Emily Tulloh – Futuregov
This is a post about what’s involved in doing service design and, taken at face value, it’s a pretty good one. But it also works as an extended metaphor for other kinds of change development, and for strategy in particular. Figuring it out and making it real are presented here as the fundamental stages of service design – but pretty much everything said about them works in terms of strategy too.
One version of that parallel is drawn within the post itself, with figuring it out equated to strategy and making it real equated to delivery. But it also works – and arguably works better – to see strategy as the parallel to the whole service design process: a strategy which does not take account of its own approach to delivery is one with a pretty important gap.1216ethn
Successful strategy involves both the destination and the journey, and because of that (though not only that) successful strategy is inextricably linked with successful leadership. This text of a recent speech is not only a powerful account of one person’s development as a leader, but is also a manifesto for a kind of leadership which is very different from the norm of the civil service (which is the context for both Clare and her audience). Clare talks about conformity and rebellion – and about ‘tempered radicals’ who tread a fine line between the two. That’s a place occupied by strategists too: being as constructively disruptive as is humanly possible up to and beyond – but not too far beyond – the capacity of their organisation to manage change effectively.
Bas Leurs and Kelly Duggan – Nesta
Testing, piloting, prototyping and a few more words besides all mean something similar, but all mean something different – though whether we would all agree on quite what the differences are is another matter.
This post sets out to distinguish and to map the scope of four approaches and to argue for greater rigour in their usage.
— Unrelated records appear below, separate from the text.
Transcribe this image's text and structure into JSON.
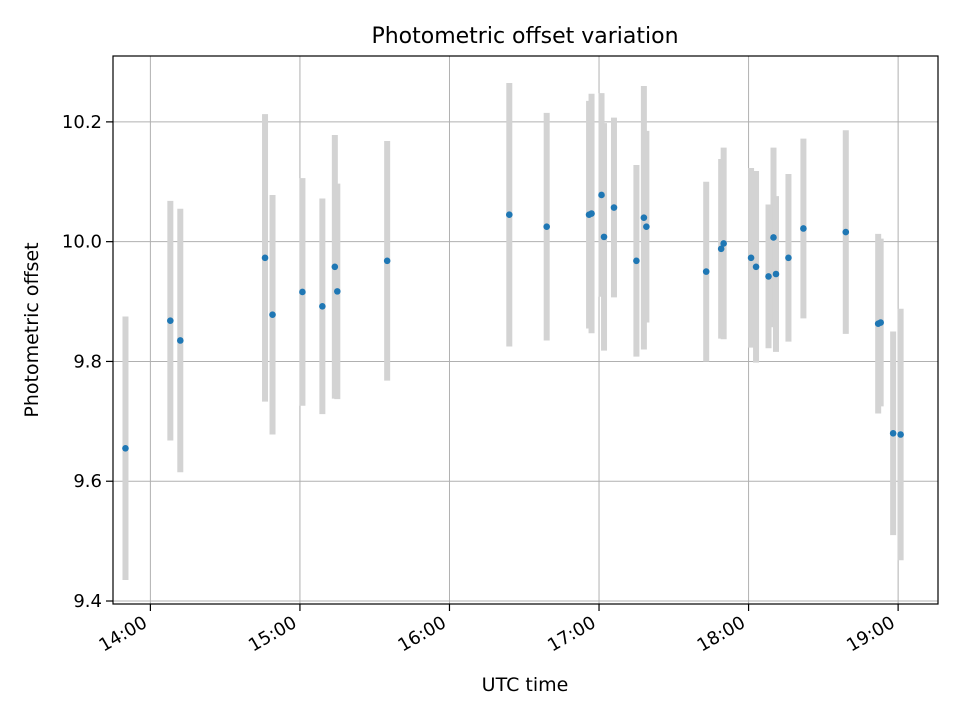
{
  "chart_data": {
    "type": "scatter",
    "title": "Photometric offset variation",
    "xlabel": "UTC time",
    "ylabel": "Photometric offset",
    "x_is_time": true,
    "xlim": [
      "13:45",
      "19:16"
    ],
    "ylim": [
      9.395,
      10.31
    ],
    "xticks": [
      "14:00",
      "15:00",
      "16:00",
      "17:00",
      "18:00",
      "19:00"
    ],
    "yticks": [
      "9.4",
      "9.6",
      "9.8",
      "10.0",
      "10.2"
    ],
    "grid": true,
    "legend": "none",
    "colors": {
      "point": "#1f77b4",
      "errorbar": "#d3d3d3",
      "grid": "#b0b0b0"
    },
    "points": [
      {
        "x": "13:50",
        "y": 9.655,
        "yerr": 0.22
      },
      {
        "x": "14:08",
        "y": 9.868,
        "yerr": 0.2
      },
      {
        "x": "14:12",
        "y": 9.835,
        "yerr": 0.22
      },
      {
        "x": "14:46",
        "y": 9.973,
        "yerr": 0.24
      },
      {
        "x": "14:49",
        "y": 9.878,
        "yerr": 0.2
      },
      {
        "x": "15:01",
        "y": 9.916,
        "yerr": 0.19
      },
      {
        "x": "15:09",
        "y": 9.892,
        "yerr": 0.18
      },
      {
        "x": "15:14",
        "y": 9.958,
        "yerr": 0.22
      },
      {
        "x": "15:15",
        "y": 9.917,
        "yerr": 0.18
      },
      {
        "x": "15:35",
        "y": 9.968,
        "yerr": 0.2
      },
      {
        "x": "16:24",
        "y": 10.045,
        "yerr": 0.22
      },
      {
        "x": "16:39",
        "y": 10.025,
        "yerr": 0.19
      },
      {
        "x": "16:56",
        "y": 10.045,
        "yerr": 0.19
      },
      {
        "x": "16:57",
        "y": 10.047,
        "yerr": 0.2
      },
      {
        "x": "17:01",
        "y": 10.078,
        "yerr": 0.17
      },
      {
        "x": "17:02",
        "y": 10.008,
        "yerr": 0.19
      },
      {
        "x": "17:06",
        "y": 10.057,
        "yerr": 0.15
      },
      {
        "x": "17:15",
        "y": 9.968,
        "yerr": 0.16
      },
      {
        "x": "17:18",
        "y": 10.04,
        "yerr": 0.22
      },
      {
        "x": "17:19",
        "y": 10.025,
        "yerr": 0.16
      },
      {
        "x": "17:43",
        "y": 9.95,
        "yerr": 0.15
      },
      {
        "x": "17:49",
        "y": 9.988,
        "yerr": 0.15
      },
      {
        "x": "17:50",
        "y": 9.997,
        "yerr": 0.16
      },
      {
        "x": "18:01",
        "y": 9.973,
        "yerr": 0.15
      },
      {
        "x": "18:03",
        "y": 9.958,
        "yerr": 0.16
      },
      {
        "x": "18:08",
        "y": 9.942,
        "yerr": 0.12
      },
      {
        "x": "18:10",
        "y": 10.007,
        "yerr": 0.15
      },
      {
        "x": "18:11",
        "y": 9.946,
        "yerr": 0.13
      },
      {
        "x": "18:16",
        "y": 9.973,
        "yerr": 0.14
      },
      {
        "x": "18:22",
        "y": 10.022,
        "yerr": 0.15
      },
      {
        "x": "18:39",
        "y": 10.016,
        "yerr": 0.17
      },
      {
        "x": "18:52",
        "y": 9.863,
        "yerr": 0.15
      },
      {
        "x": "18:53",
        "y": 9.865,
        "yerr": 0.14
      },
      {
        "x": "18:58",
        "y": 9.68,
        "yerr": 0.17
      },
      {
        "x": "19:01",
        "y": 9.678,
        "yerr": 0.21
      }
    ]
  }
}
The distinction is definitely useful and the rigour is definitely desirable, though the quest for absolute rigour of specialist language in general usage tends to end in disappointment. But that’s not a reason not to be as clear as possible, and it’s certainly not a reason for practitioners to be anything other than precise both in their understanding of what they are doing and in how that understanding is shared.
Audree Fletcher – Medium
This is a short, elegant, epistolary post on how design and policy come together – or rather about how they might do so better. There often is a gap between policy thinking and design thinking, though one that’s more an accident of history and career paths than of underlying incompatibility. But the contrast sketched here perhaps over-emphasises aspects of the difference: many politicians are interested in more evidence-based and iterative policy development, the trick (as the post recognises) is doing that in a way which creates a space for things not to work without being labelled as failures. And that should be one of the ways in which more traditional policy making skills complement design-based approaches.
Of course it doesn’t always work in that relatively benign way, far from it. But there are great insights here into how it might work better more often.